- The Book of the Unknown, Jonathon Keats
- Agents of Treachery, ed. Otto Penzler
- Bag of Bones, Stephen King
- Conjure Wife, Fritz Leiber
- Our Lady of Darkness, Fritz Leiber
- The Judas Child, Carol O’Connell
- The Neighbor, Lisa Gardner
- Split Infinity, Piers Anthony
- Blue Adept, Piers Anthony
- Juxtaposition, Piers Anthony
- Out of Phaze, Piers Anthony
- Robot Adept, Piers Anthony
- Unicorn Point, Piers Anthony
- Phaze Doubt, Piers Anthony
- The Hunger Games, Suzanne Collins
- Catching Fire, Suzanne Collins
- Mockingjay, Suzanne Collins
- Titan, John Varley
- Wizard, John Varley
- Demon, John Varley
- The Elegance of the Hedgehog, Muriel Barbery
- Dark Matter, Phillip Kerr
Oh, my old stand-bys, John Varley and Piers Anthony and Stephen King. Can you tell I was writing a dissertation chapter while reading these?
The most notable book here is one I’d never heard of, until someone gave me a copy. (I sadly can’t recall who, so if it was you, tell me so I can thank you appropriately!) The Book of the Unknown is freaking fabulous short stories about twelve of the Lamed-Vav Tzadikim, the thirty-six legendary Jewish figures whose virtue keeps God from destroying the world. It’s one of my favorite Jewish myths, and Keats’ take on it is particularly awesome. Each story features a holy figure who is terribly flawed. One is a liar, one a cheat, one a rebel, one a murderer, one a whore; every single story takes those supposedly negative traits and shows how they are holy. Every single story has the feel of a parable, and yet the main characters come alive in the few pages each one gets. I also loved that this book makes a big deal out of a specifically Jewish myth, and unpacks the “flaws” and “virtues” of the people in the stories in a particularly Jewish way. Highly recommended.
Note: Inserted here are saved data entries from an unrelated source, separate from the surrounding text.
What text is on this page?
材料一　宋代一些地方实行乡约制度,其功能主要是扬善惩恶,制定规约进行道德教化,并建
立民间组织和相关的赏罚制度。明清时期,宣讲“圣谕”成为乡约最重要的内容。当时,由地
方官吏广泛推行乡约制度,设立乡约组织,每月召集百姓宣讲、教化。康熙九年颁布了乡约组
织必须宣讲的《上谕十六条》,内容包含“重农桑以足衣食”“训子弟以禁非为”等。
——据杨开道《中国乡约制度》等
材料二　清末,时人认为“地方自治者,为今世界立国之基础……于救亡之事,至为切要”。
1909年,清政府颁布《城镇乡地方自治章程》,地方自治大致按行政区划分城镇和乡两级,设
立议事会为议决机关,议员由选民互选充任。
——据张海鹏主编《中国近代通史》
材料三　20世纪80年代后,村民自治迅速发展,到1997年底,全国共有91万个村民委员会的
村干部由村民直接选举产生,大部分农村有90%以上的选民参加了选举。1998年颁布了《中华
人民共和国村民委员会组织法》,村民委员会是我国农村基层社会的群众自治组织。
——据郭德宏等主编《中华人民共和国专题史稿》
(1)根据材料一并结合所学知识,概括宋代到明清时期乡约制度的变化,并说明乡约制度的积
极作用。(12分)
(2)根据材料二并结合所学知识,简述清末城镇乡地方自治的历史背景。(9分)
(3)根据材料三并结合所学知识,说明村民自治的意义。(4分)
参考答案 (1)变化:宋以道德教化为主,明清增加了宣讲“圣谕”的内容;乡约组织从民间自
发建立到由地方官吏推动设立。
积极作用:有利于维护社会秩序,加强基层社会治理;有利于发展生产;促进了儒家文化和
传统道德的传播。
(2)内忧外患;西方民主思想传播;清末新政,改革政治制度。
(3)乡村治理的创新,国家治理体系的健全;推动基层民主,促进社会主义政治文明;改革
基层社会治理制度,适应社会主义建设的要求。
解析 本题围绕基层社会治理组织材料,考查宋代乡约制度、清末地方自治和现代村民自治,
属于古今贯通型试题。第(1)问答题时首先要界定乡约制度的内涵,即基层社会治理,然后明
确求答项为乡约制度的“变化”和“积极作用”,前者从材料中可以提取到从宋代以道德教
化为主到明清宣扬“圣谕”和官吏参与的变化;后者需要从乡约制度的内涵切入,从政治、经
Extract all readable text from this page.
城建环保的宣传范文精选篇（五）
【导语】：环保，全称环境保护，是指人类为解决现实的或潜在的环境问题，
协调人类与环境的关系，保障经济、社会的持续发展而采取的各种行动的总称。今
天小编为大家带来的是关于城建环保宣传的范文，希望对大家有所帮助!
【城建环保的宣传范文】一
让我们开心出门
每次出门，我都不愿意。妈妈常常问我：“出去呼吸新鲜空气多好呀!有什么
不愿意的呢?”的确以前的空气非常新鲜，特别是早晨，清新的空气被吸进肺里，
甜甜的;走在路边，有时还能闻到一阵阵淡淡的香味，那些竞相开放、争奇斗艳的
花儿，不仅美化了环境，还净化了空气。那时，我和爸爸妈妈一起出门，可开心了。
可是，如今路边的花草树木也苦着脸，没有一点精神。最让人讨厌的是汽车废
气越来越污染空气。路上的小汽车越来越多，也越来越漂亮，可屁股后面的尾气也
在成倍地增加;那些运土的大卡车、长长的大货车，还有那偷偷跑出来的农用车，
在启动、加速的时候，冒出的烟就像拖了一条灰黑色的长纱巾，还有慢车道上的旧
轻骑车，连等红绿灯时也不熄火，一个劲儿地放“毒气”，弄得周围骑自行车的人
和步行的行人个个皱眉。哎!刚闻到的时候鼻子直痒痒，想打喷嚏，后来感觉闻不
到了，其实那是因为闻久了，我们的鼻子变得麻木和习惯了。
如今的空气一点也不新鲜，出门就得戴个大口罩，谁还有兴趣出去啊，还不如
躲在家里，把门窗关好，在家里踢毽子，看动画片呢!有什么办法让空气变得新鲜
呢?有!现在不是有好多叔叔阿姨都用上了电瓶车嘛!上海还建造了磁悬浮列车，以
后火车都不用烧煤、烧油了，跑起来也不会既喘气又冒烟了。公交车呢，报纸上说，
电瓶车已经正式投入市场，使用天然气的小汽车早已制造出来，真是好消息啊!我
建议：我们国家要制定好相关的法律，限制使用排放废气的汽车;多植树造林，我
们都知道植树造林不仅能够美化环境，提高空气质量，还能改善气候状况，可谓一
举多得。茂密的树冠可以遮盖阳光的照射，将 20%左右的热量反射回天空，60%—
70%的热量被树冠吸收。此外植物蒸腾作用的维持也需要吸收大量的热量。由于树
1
I suppose I’m obligated to write something about Suzanne Collins, since everyone seems to feel very strongly about this particular series. I loved the first book, but found each successive book weaker and weaker – despite each one attempting something grander and grander. And if you’re wondering about the truly important question: I’m a Gale girl, and I really didn’t like where Collins took the character. The guy who stands by your side from day to day, the one you trust to take care of your family, the one who helps you stand on your own two feet? That’s way better than the guy who moons over you from a distance until tragedy forces you together.
Dark Matter is a type of book I usually rather enjoy (the secret history) written by an author I usually rather enjoy, but for some reason I didn’t like it much. My theory is that it assumes just a bit more knowledge of the period than I actually had, which left me missing the point of some fairly crucial plot strands. Isaac Newton, intrepid detective, is pretty awesome, and I was fascinated by all the stories of his time at the Royal Mint. Unfortunately, some of the larger political threads involved in the investigation never came alive for me. The book would have been stronger, I think, if it had stuck to counterfeiting and smuggling, and to the well-realized political tension over the existence of the Mint itself.
Finally, The Elegance of the Hedgehog is another of those books that sat on my shelf for a long time. Precocious twelve-year-old girl meets secretly-intellectual concierge … what’s next, They Fight Crime? But this book was a miniature delight. It’s not very long, and it’s not very broad in scope; almost all of the action takes place in a single apartment building, and even then mostly in the minds and hearts of the two main characters. It is, however, a love letter to the joys of secret reading, of private thinking, of carefully constructed lives – and to the joy of self-revelation, when you finally find someone with whom to share your innermost being. Lovely.